Worin begründen sich denn die unterschiedlichen Zahlen? Wenn du sagst, dass ihr noch weitere Klassen anbieten könntet, gibt es gleichzeitig bei euch keine Nachfrage, weil die SuS den Übertritt nicht schaffen. Oder wählen sie in deinem Kanton andere Wege, weil sie andere Möglichkeiten haben? Oder wollen sie die Matura nicht, weil sie sie für ihre Lebensplanung absehbar nicht benötigen?
Gibt es, ähnlich wie in D, die Tendenz, dass der Anteil an Akademikern, deren Kinder bevorzugt ans Gym wechseln, in bestimmten Kantonen höher ist, weil die berufliche Struktur/ Sozialstruktur/ Infrastruktur es begünstigen?
Wie hoch sind die Bestrebungen dort, wo die nächste Uni einen Umzug notwendig macht und damit eine Hürde für die Studierenden und ihre Familien bedeutet?
Wie begegnet die Schweiz der niedrigen Quote, wenn doch Fachkräfte mit Abitur und Hochschulabschluss gebraucht werden?
In Deutschland leistet man sich einen besonders engen NC in Medizin, um anschließend Fachkräfte aus dem Ausland anzuwerben und die medizinische Qualifikation zu prüfen und mit Sprachkursen zu qualifizieren.
Wie aussagekräftig ist ein Vergleich der Anzahl der Absolvierenden der Hochschulreife mit der Anzahl der Absolvierenden in der Hochschule?
Dahinter steht für mich die Annahme, dass man mit dem Abitur/der Matura die Berechtigung für den Besuch einer Hochschule erhält und diesen auch in nahezu jedem Fall umsetzt.

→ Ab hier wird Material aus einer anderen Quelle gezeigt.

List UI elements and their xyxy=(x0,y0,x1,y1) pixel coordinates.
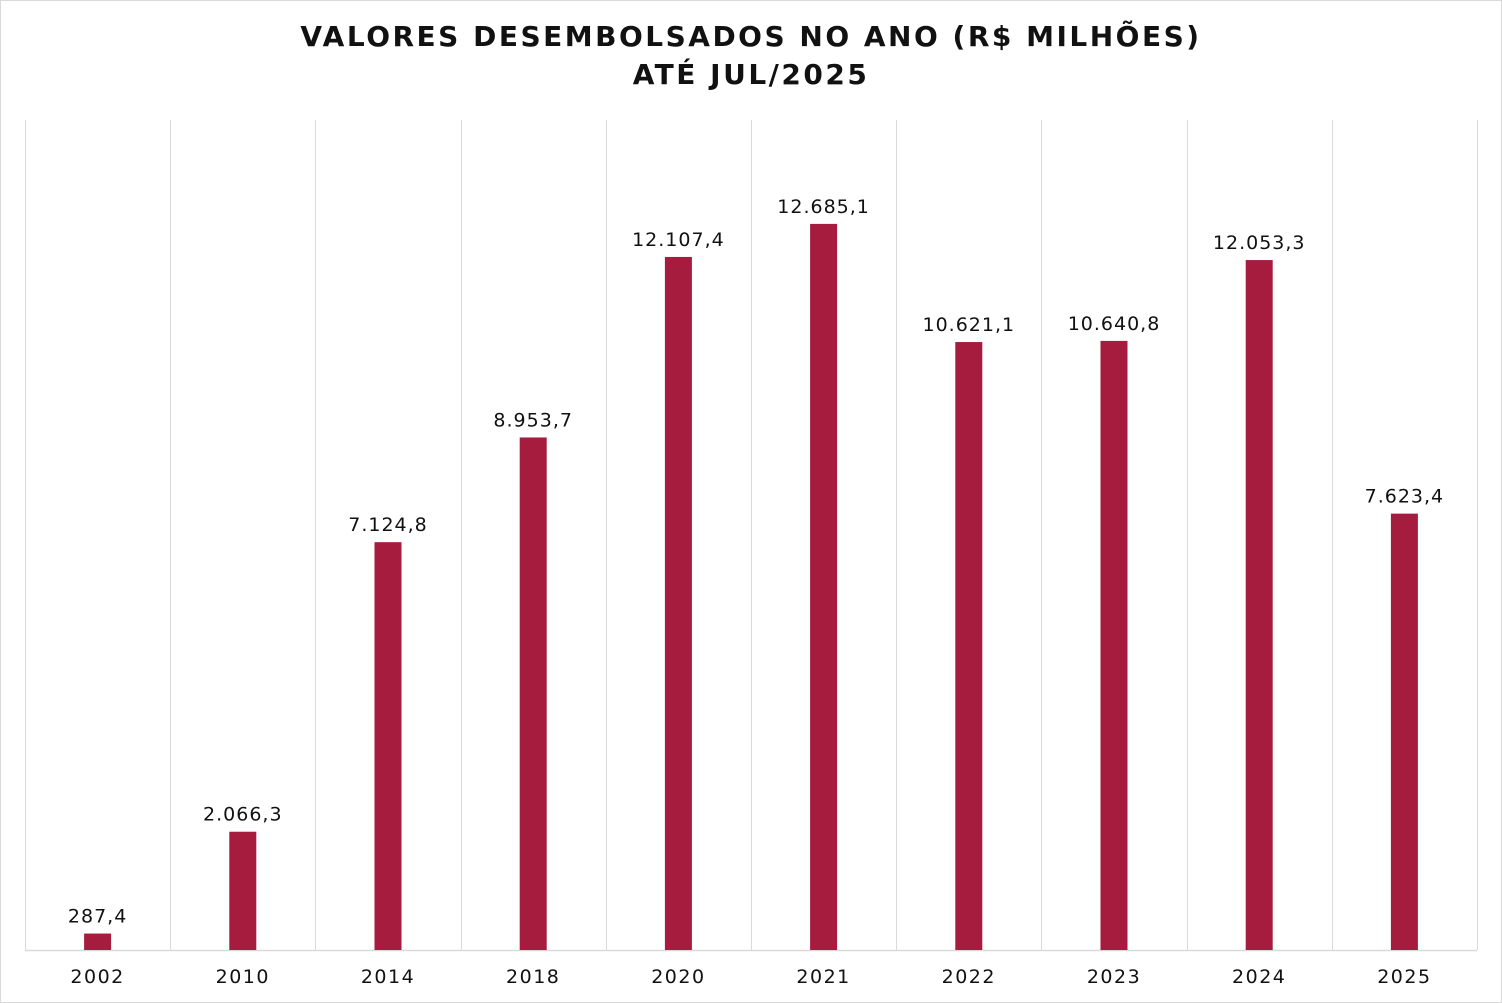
x-tick-label-2024: 2024 xyxy=(1232,966,1286,988)
bar-2018 xyxy=(519,437,547,950)
bar-2010 xyxy=(229,831,257,950)
x-tick-label-2014: 2014 xyxy=(361,966,415,988)
chart-subtitle: ATÉ JUL/2025 xyxy=(632,58,870,91)
bar-2002 xyxy=(84,933,112,950)
data-label-2020: 12.107,4 xyxy=(632,229,725,251)
bar-2023 xyxy=(1100,340,1128,950)
x-tick-label-2018: 2018 xyxy=(506,966,560,988)
bar-2020 xyxy=(664,256,692,951)
x-tick-label-2022: 2022 xyxy=(942,966,996,988)
bar-2025 xyxy=(1390,513,1418,950)
data-label-2018: 8.953,7 xyxy=(493,409,573,431)
x-tick-label-2021: 2021 xyxy=(796,966,850,988)
chart-title-line-1: VALORES DESEMBOLSADOS NO ANO (R$ MILHÕES… xyxy=(300,20,1202,53)
x-tick-label-2025: 2025 xyxy=(1377,966,1431,988)
bar-2024 xyxy=(1245,260,1273,950)
bar-2022 xyxy=(955,342,983,951)
data-label-2023: 10.640,8 xyxy=(1068,313,1161,335)
x-tick-label-2020: 2020 xyxy=(651,966,705,988)
data-label-2024: 12.053,3 xyxy=(1213,232,1306,254)
data-label-2025: 7.623,4 xyxy=(1365,486,1445,508)
data-label-2021: 12.685,1 xyxy=(777,196,870,218)
data-label-2010: 2.066,3 xyxy=(203,804,283,826)
data-label-2022: 10.621,1 xyxy=(922,314,1015,336)
bar-2014 xyxy=(374,542,402,950)
x-tick-label-2023: 2023 xyxy=(1087,966,1141,988)
data-label-2014: 7.124,8 xyxy=(348,514,428,536)
x-tick-label-2002: 2002 xyxy=(70,966,124,988)
chart-title: VALORES DESEMBOLSADOS NO ANO (R$ MILHÕES… xyxy=(0,18,1502,94)
data-label-2002: 287,4 xyxy=(68,906,127,928)
x-tick-label-2010: 2010 xyxy=(216,966,270,988)
bar-2021 xyxy=(810,223,838,950)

Es gibt doch aber auch Ausbildungen oder andere Ausbildungswege, die ein Abitur voraussetzen. Entsprechend wird es doch AbiturientInnen geben, die trotz Befähigung nicht an die Uni gehen.

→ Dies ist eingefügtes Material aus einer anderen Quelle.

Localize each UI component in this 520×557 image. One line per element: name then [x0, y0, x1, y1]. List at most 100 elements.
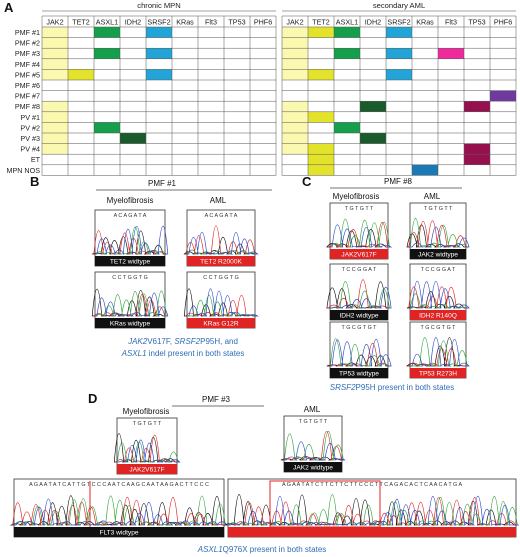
aml-cell-jak2-8 [282, 111, 308, 123]
c-mf-jak2-trace-0 [326, 229, 388, 248]
chronic-cell-idh2-10 [120, 133, 146, 144]
d-mf-jak2-trace-2 [116, 441, 179, 463]
aml-cell-kras-13 [412, 164, 438, 176]
sample-label: PMF #5 [15, 70, 40, 79]
sample-label: PMF #3 [15, 49, 40, 58]
c-aml-jak2-trace-2 [410, 218, 469, 248]
c-mf-jak2-trace-1 [327, 222, 388, 248]
c-mf-jak2-trace-3 [330, 224, 393, 248]
c-mf-tp53: T G C G T G T TP53 widtype [326, 321, 392, 379]
d-mf-jak2-tag [117, 464, 177, 474]
c-aml-tp53-tag-label: TP53 R273H [419, 370, 457, 377]
d-aml-flt3-sequence: A G A A T A T C T T C T T C T T C C C T … [282, 482, 462, 488]
d-mf-flt3-trace-0 [9, 495, 224, 526]
chronic-cell-srsf2-2 [146, 48, 172, 59]
chronic-gene-header: ASXL1 [96, 18, 118, 27]
chronic-gene-header: Flt3 [205, 18, 217, 27]
panel-c-traces: T G T G T T JAK2V617F T G T G T T JAK2 widt… [326, 202, 470, 379]
d-mf-flt3: A G A A T A T C A T T G T C C C A A T C … [9, 478, 228, 538]
chronic-cell-asxl1-0 [94, 27, 120, 38]
chronic-cell-asxl1-2 [94, 48, 120, 59]
chronic-cell-jak2-8 [42, 111, 68, 123]
chronic-gene-header: TP53 [228, 18, 245, 27]
chronic-cell-srsf2-0 [146, 27, 172, 38]
sample-label: PV #2 [20, 123, 40, 132]
c-mf-tp53-trace-3 [330, 339, 392, 367]
chronic-title: chronic MPN [137, 1, 180, 10]
sample-label: PMF #8 [15, 102, 40, 111]
b-mf-kras-trace-2 [95, 290, 167, 317]
chronic-gene-header: JAK2 [46, 18, 63, 27]
b-mf-tet2-tag [95, 256, 165, 266]
aml-cell-jak2-9 [282, 122, 308, 133]
b-mf-tet2-trace-3 [95, 225, 169, 255]
d-aml-flt3-trace-0 [223, 494, 516, 526]
chronic-cell-tet2-4 [68, 69, 94, 80]
sample-label: PMF #7 [15, 92, 40, 101]
d-mf-flt3-trace-3 [14, 498, 228, 526]
b-mf-kras-sequence: C C T G G T G [112, 275, 148, 281]
c-mf-jak2-sequence: T G T G T T [345, 206, 374, 212]
d-aml-jak2-trace-3 [284, 441, 346, 461]
aml-cell-jak2-3 [282, 58, 308, 70]
d-aml-jak2-trace-1 [282, 431, 342, 461]
aml-cell-tp53-7 [464, 101, 490, 112]
b-mf-tet2-trace-1 [93, 230, 165, 255]
b-aml-tet2: A C A G A T A TET2 R2000K [183, 209, 259, 267]
chronic-cell-jak2-4 [42, 69, 68, 80]
aml-cell-jak2-7 [282, 101, 308, 112]
c-mf-idh2: T C C G G A T IDH2 widtype [326, 263, 392, 321]
d-mf-jak2-tag-label: JAK2V617F [129, 466, 164, 473]
b-mf-tet2-tag-label: TET2 widtype [110, 258, 151, 265]
chronic-cell-jak2-0 [42, 27, 68, 38]
panel-c-caption: SRSF2P95H present in both states [330, 383, 455, 392]
b-aml-tet2-tag [187, 256, 255, 266]
chronic-cell-asxl1-9 [94, 122, 120, 133]
b-mf-kras-trace-3 [95, 292, 169, 317]
aml-cell-tp53-11 [464, 143, 490, 155]
aml-gene-header: PHF6 [494, 18, 512, 27]
d-aml-flt3-tag [228, 527, 516, 537]
aml-gene-header: TET2 [312, 18, 330, 27]
chronic-cell-jak2-7 [42, 101, 68, 112]
c-aml-idh2-trace-0 [406, 291, 466, 309]
chronic-cell-jak2-9 [42, 122, 68, 133]
d-mf-flt3-trace-1 [12, 497, 224, 526]
sample-label: PMF #4 [15, 60, 40, 69]
aml-cell-tet2-8 [308, 111, 334, 123]
aml-cell-srsf2-4 [386, 69, 412, 80]
sample-label: MPN NOS [6, 166, 40, 175]
chronic-gene-header: KRas [176, 18, 194, 27]
aml-cell-flt3-2 [438, 48, 464, 59]
sample-label: ET [31, 155, 41, 164]
d-aml-jak2-trace-0 [280, 455, 342, 461]
c-aml-tp53: T G C G T G T TP53 R273H [406, 321, 470, 379]
d-mf-flt3-tag-label: FLT3 widtype [99, 529, 138, 536]
c-aml-idh2-trace-3 [410, 281, 470, 309]
sample-label: PMF #6 [15, 81, 40, 90]
d-aml-flt3-trace-1 [226, 497, 516, 526]
c-aml-jak2-trace-0 [406, 224, 466, 248]
d-aml-jak2-trace-2 [284, 431, 344, 461]
aml-gene-header: IDH2 [365, 18, 381, 27]
panel-d-col-left: Myelofibrosis [123, 407, 170, 416]
aml-gene-header: JAK2 [286, 18, 303, 27]
c-mf-idh2-trace-2 [330, 281, 390, 309]
aml-gene-header: ASXL1 [336, 18, 358, 27]
aml-cell-idh2-7 [360, 101, 386, 112]
c-aml-jak2-tag-label: JAK2 widtype [418, 251, 458, 258]
c-aml-idh2-trace-1 [408, 286, 466, 309]
b-aml-kras-trace-0 [183, 288, 255, 317]
c-aml-tp53-trace-3 [410, 337, 470, 367]
chronic-gene-header: PHF6 [254, 18, 272, 27]
b-mf-kras: C C T G G T G KRas widtype [91, 271, 169, 329]
aml-cell-jak2-1 [282, 37, 308, 49]
aml-gene-header: SRSF2 [387, 18, 410, 27]
c-mf-tp53-sequence: T G C G T G T [342, 325, 378, 331]
aml-gene-header: KRas [416, 18, 434, 27]
panel-d-col-right: AML [304, 405, 321, 414]
panel-d-traces: T G T G T T JAK2V617F T G T G T T JAK2 widt… [9, 415, 519, 538]
chronic-cell-jak2-10 [42, 133, 68, 144]
panel-b-caption-2: ASXL1 indel present in both states [121, 349, 245, 358]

Das Problem ist doch, daß immer mehr Berufe akademisiert werden, bei denen es eigentlich überflüssig wäre.
Da bin ich der Meinung, dass man versucht, es international anzugleichen, mit bestimmten Ausbildungen erwirbt man in anderen Ländern einen Bachelor und kann dann auch in einen Masterstudiengang einsteigen. Das ändert sich hier nach und nach, für eine Vergleichbarkeit oder Chancengleichheit.